With this we have set up a new route that we use to display a single blog entry. The route defines a parameter, id, which needs to be a sequence of 1 or more positive digits, not beginning with 0.

The route will call the same controller as the parent route, but using the detailAction() method instead. Go to your browser and request the URL http://localhost:8080/blog/2; you'll see the following error message:

A 404 error occurred

Page not found.

The requested controller was unable to dispatch the request.

Controller:
Blog\Controller\ListController

No Exception available

This is due to the fact that the controller tries to access the detailAction(), which does not yet exist.
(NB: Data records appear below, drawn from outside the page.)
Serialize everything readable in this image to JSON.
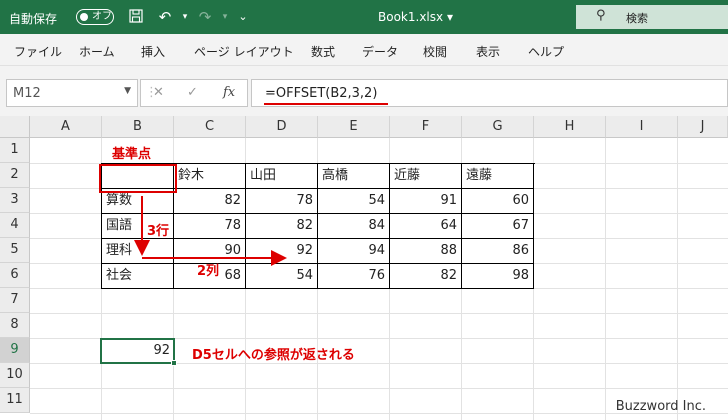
{
  "titlebar": {
    "autosave_label": "自動保存",
    "autosave_state": "オフ",
    "filename": "Book1.xlsx",
    "filename_dropdown": "▾",
    "search_placeholder": "検索"
  },
  "menu": [
    "ファイル",
    "ホーム",
    "挿入",
    "ページ レイアウト",
    "数式",
    "データ",
    "校閲",
    "表示",
    "ヘルプ"
  ],
  "formula_bar": {
    "name_box": "M12",
    "formula": "=OFFSET(B2,3,2)",
    "fx_label": "fx"
  },
  "columns": [
    "A",
    "B",
    "C",
    "D",
    "E",
    "F",
    "G",
    "H",
    "I",
    "J"
  ],
  "rows": [
    "1",
    "2",
    "3",
    "4",
    "5",
    "6",
    "7",
    "8",
    "9",
    "10",
    "11"
  ],
  "table": {
    "header": [
      "",
      "鈴木",
      "山田",
      "高橋",
      "近藤",
      "遠藤"
    ],
    "body": [
      {
        "label": "算数",
        "values": [
          "82",
          "78",
          "54",
          "91",
          "60"
        ]
      },
      {
        "label": "国語",
        "values": [
          "78",
          "82",
          "84",
          "64",
          "67"
        ]
      },
      {
        "label": "理科",
        "values": [
          "90",
          "92",
          "94",
          "88",
          "86"
        ]
      },
      {
        "label": "社会",
        "values": [
          "68",
          "54",
          "76",
          "82",
          "98"
        ]
      }
    ]
  },
  "result_cell": "92",
  "annotations": {
    "base_point": "基準点",
    "rows_offset": "3行",
    "cols_offset": "2列",
    "result_note": "D5セルへの参照が返される",
    "accent_color": "#d00000"
  },
  "watermark": "Buzzword Inc.",
  "colors": {
    "excel_green": "#217346"
  }
}
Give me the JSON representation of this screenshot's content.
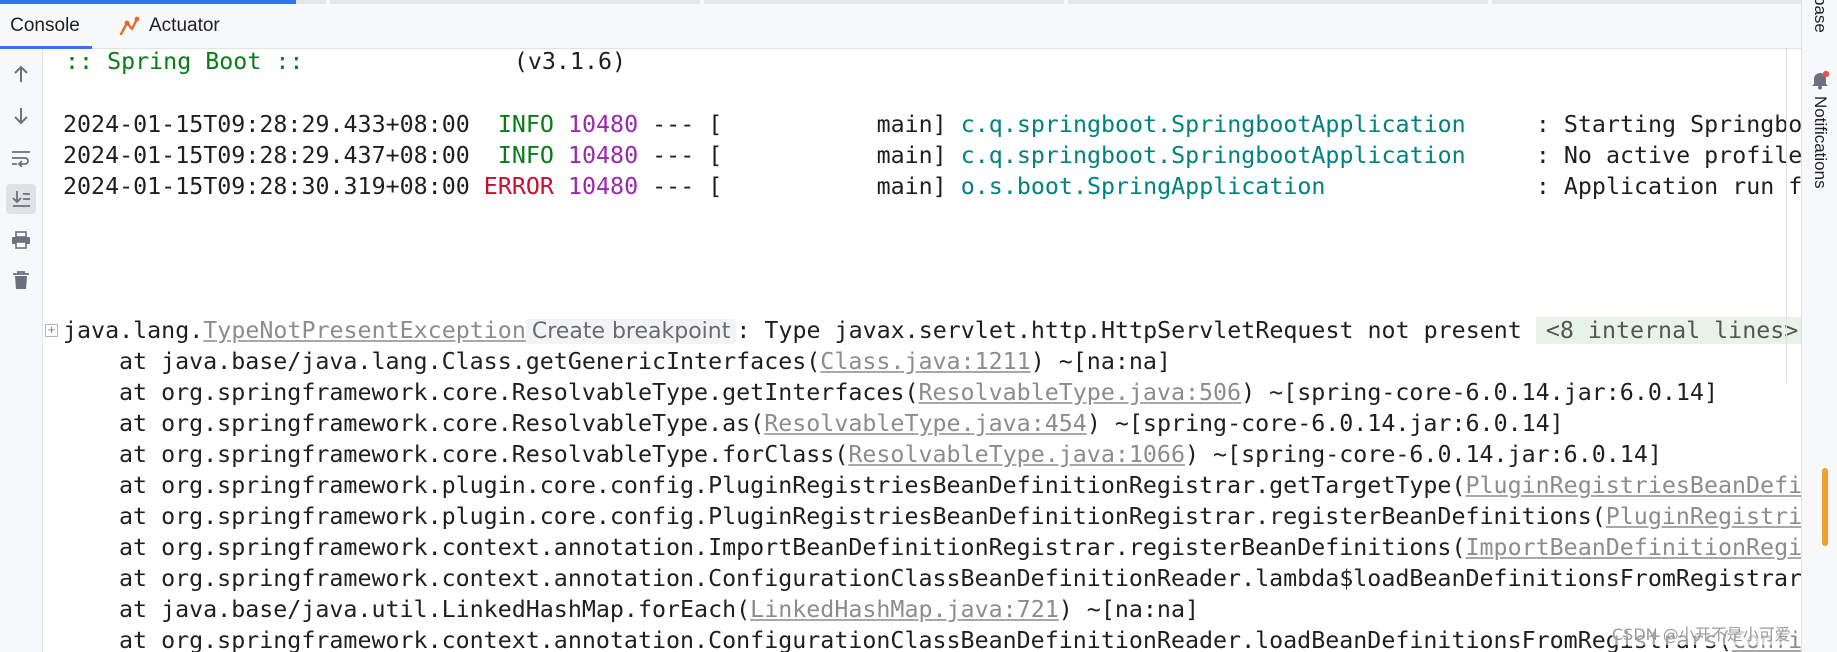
{
  "tabs": [
    {
      "label": "Console",
      "active": true
    },
    {
      "label": "Actuator",
      "icon": "actuator-icon"
    }
  ],
  "toolbar": {
    "icons": [
      "arrow-up-icon",
      "arrow-down-icon",
      "soft-wrap-icon",
      "scroll-to-end-icon",
      "print-icon",
      "trash-icon"
    ]
  },
  "console": {
    "banner_label": ":: Spring Boot ::",
    "banner_version": "(v3.1.6)",
    "log_lines": [
      {
        "timestamp": "2024-01-15T09:28:29.433+08:00",
        "level": "INFO",
        "pid": "10480",
        "sep": "--- [",
        "thread": "main]",
        "logger": "c.q.springboot.SpringbootApplication",
        "message": ": Starting Springboot"
      },
      {
        "timestamp": "2024-01-15T09:28:29.437+08:00",
        "level": "INFO",
        "pid": "10480",
        "sep": "--- [",
        "thread": "main]",
        "logger": "c.q.springboot.SpringbootApplication",
        "message": ": No active profile"
      },
      {
        "timestamp": "2024-01-15T09:28:30.319+08:00",
        "level": "ERROR",
        "pid": "10480",
        "sep": "--- [",
        "thread": "main]",
        "logger": "o.s.boot.SpringApplication",
        "message": ": Application run fa"
      }
    ],
    "exception": {
      "prefix": "java.lang.",
      "class_link": "TypeNotPresentException",
      "breakpoint_hint": "Create breakpoint",
      "message": ": Type javax.servlet.http.HttpServletRequest not present",
      "folded": "<8 internal lines>"
    },
    "stack": [
      {
        "text": "at java.base/java.lang.Class.getGenericInterfaces(",
        "link": "Class.java:1211",
        "suffix": ") ~[na:na]"
      },
      {
        "text": "at org.springframework.core.ResolvableType.getInterfaces(",
        "link": "ResolvableType.java:506",
        "suffix": ") ~[spring-core-6.0.14.jar:6.0.14]"
      },
      {
        "text": "at org.springframework.core.ResolvableType.as(",
        "link": "ResolvableType.java:454",
        "suffix": ") ~[spring-core-6.0.14.jar:6.0.14]"
      },
      {
        "text": "at org.springframework.core.ResolvableType.forClass(",
        "link": "ResolvableType.java:1066",
        "suffix": ") ~[spring-core-6.0.14.jar:6.0.14]"
      },
      {
        "text": "at org.springframework.plugin.core.config.PluginRegistriesBeanDefinitionRegistrar.getTargetType(",
        "link": "PluginRegistriesBeanDefin",
        "suffix": ""
      },
      {
        "text": "at org.springframework.plugin.core.config.PluginRegistriesBeanDefinitionRegistrar.registerBeanDefinitions(",
        "link": "PluginRegistrie",
        "suffix": ""
      },
      {
        "text": "at org.springframework.context.annotation.ImportBeanDefinitionRegistrar.registerBeanDefinitions(",
        "link": "ImportBeanDefinitionRegis",
        "suffix": ""
      },
      {
        "text": "at org.springframework.context.annotation.ConfigurationClassBeanDefinitionReader.lambda$loadBeanDefinitionsFromRegistrars",
        "link": "",
        "suffix": ""
      },
      {
        "text": "at java.base/java.util.LinkedHashMap.forEach(",
        "link": "LinkedHashMap.java:721",
        "suffix": ") ~[na:na]"
      },
      {
        "text": "at org.springframework.context.annotation.ConfigurationClassBeanDefinitionReader.loadBeanDefinitionsFromRegistrars(",
        "link": "Confi",
        "suffix": ""
      }
    ]
  },
  "right_panel": {
    "top_label": "base",
    "notifications_label": "Notifications"
  },
  "watermark": "CSDN @小开不是小可爱",
  "colors": {
    "accent": "#3574f0",
    "info": "#067d17",
    "error": "#c8102e",
    "pid": "#9c27b0",
    "logger": "#00827f"
  }
}
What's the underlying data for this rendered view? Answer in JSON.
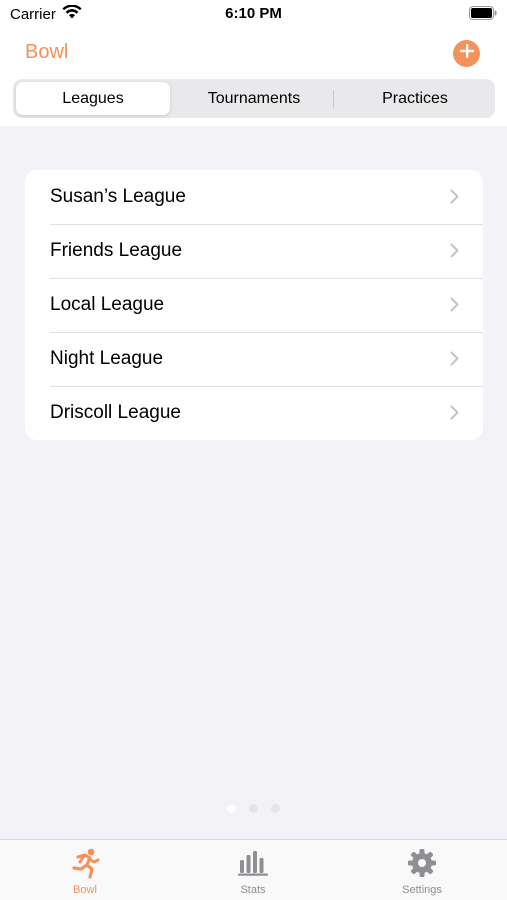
{
  "status_bar": {
    "carrier": "Carrier",
    "time": "6:10 PM"
  },
  "nav": {
    "title": "Bowl",
    "add_icon": "plus-circle-icon"
  },
  "segments": [
    {
      "label": "Leagues",
      "selected": true
    },
    {
      "label": "Tournaments",
      "selected": false
    },
    {
      "label": "Practices",
      "selected": false
    }
  ],
  "leagues": [
    {
      "label": "Susan’s League"
    },
    {
      "label": "Friends League"
    },
    {
      "label": "Local League"
    },
    {
      "label": "Night League"
    },
    {
      "label": "Driscoll League"
    }
  ],
  "page_indicator": {
    "count": 3,
    "current": 1
  },
  "tabs": [
    {
      "label": "Bowl",
      "icon": "runner-icon",
      "selected": true
    },
    {
      "label": "Stats",
      "icon": "bar-chart-icon",
      "selected": false
    },
    {
      "label": "Settings",
      "icon": "gear-icon",
      "selected": false
    }
  ],
  "colors": {
    "accent": "#f5915a",
    "inactive_tab": "#8e8e93",
    "background": "#f2f2f7"
  }
}
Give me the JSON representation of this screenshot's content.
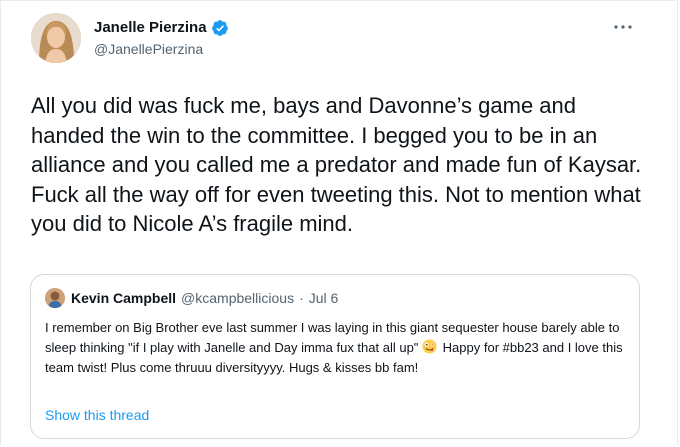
{
  "author": {
    "display_name": "Janelle Pierzina",
    "handle": "@JanellePierzina",
    "verified_icon": "verified-badge-icon"
  },
  "more_icon": "more-options-icon",
  "tweet": {
    "text": "All you did was fuck me, bays and Davonne’s game and handed the win to the committee. I begged you to be in an alliance and you called me a predator and made fun of Kaysar. Fuck all the way off for even tweeting this. Not to mention what you did to Nicole A’s fragile mind."
  },
  "quoted_tweet": {
    "display_name": "Kevin Campbell",
    "handle": "@kcampbellicious",
    "separator": "·",
    "date": "Jul 6",
    "text_before_emoji": "I remember on Big Brother eve last summer I was laying in this giant sequester house barely able to sleep thinking \"if I play with Janelle and Day imma fux that all up\" ",
    "emoji_icon": "zany-face-emoji-icon",
    "text_after_emoji": " Happy for #bb23 and I love this team twist! Plus come thruuu diversityyyy. Hugs & kisses bb fam!",
    "show_thread_label": "Show this thread"
  },
  "colors": {
    "link_blue": "#1d9bf0",
    "secondary_text": "#536471",
    "border": "#cfd9de",
    "verified_blue": "#1d9bf0"
  }
}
We'll create this action now; go to your ListController and add the following action, which will return an empty view model

// In module/Blog/src/Controller/ListController.php:

/* .. */

class ListController extends AbstractActionController
{
    /* ... */

    public function detailAction()
    {
        return new ViewModel();
    }
}

Refresh your browser, which should result in the familiar message that a template was unable to be rendered.

Let's create this template now and assume that we will get a Post instance passed to the template to see the details of our blog. Create a new view file under module/Blog/view/blog/list/detail.phtml:

<h1>Post Details</h1>

<dl>
    <dt>Post Title</dt>
    <dd><?= $this->escapeHtml($this->post->getTitle()) ?></dd>

    <dt>Post Text</dt>
    <dd><?= $this->escapeHtml($this->post->getText()) ?></dd>
</dl>

The above template is expecting a $post variable referencing a Post instance in the view model. We'll now update the ListController to provide that:

public function detailAction()
{
    $id = $this->params()->fromRoute('id');

    return new ViewModel([
        'post' => $this->postRepository->findPost($id),
    ]);
}

If you refresh your application now, you'll see the details for our Post are displayed. However, there is one problem with what we have done: while we have our repository set up to throw an InvalidArgumentException when no post is found matching a given identifier, we do not check for it in our controller.

Go to your browser and open the URL http://localhost:8080/blog/99; you will see the following error message:

An error occurred

An error occurred during execution; please try again later.

Additional information:
InvalidArgumentException

File:
{projectPath}/module/Blog/src/Model/ZendDbSqlRepository.php:{lineNumber}

Message:
Blog post with identifier "99" not found.

This is kind of ugly, so our ListController should be prepared to do something whenever an InvalidArgumentException is thrown by the PostService. Let's have the controller redirect to the blog post overview.

First, add a new import to the ListController class file:

use InvalidArgumentException;

Now add the following try-catch statement to the detailAction() method:

public function detailAction()
{
    $id = $this->params()->fromRoute('id');

    try {
        $post = $this->postRepository->findPost($id);
    } catch (\InvalidArgumentException $ex) {
        return $this->redirect()->toRoute('blog');
    }

    return new ViewModel([
        'post' => $post,
    ]);
}

Now whenever a user requests an invalid identifier, you'll be redirected to the route blog, which is our list of blog posts!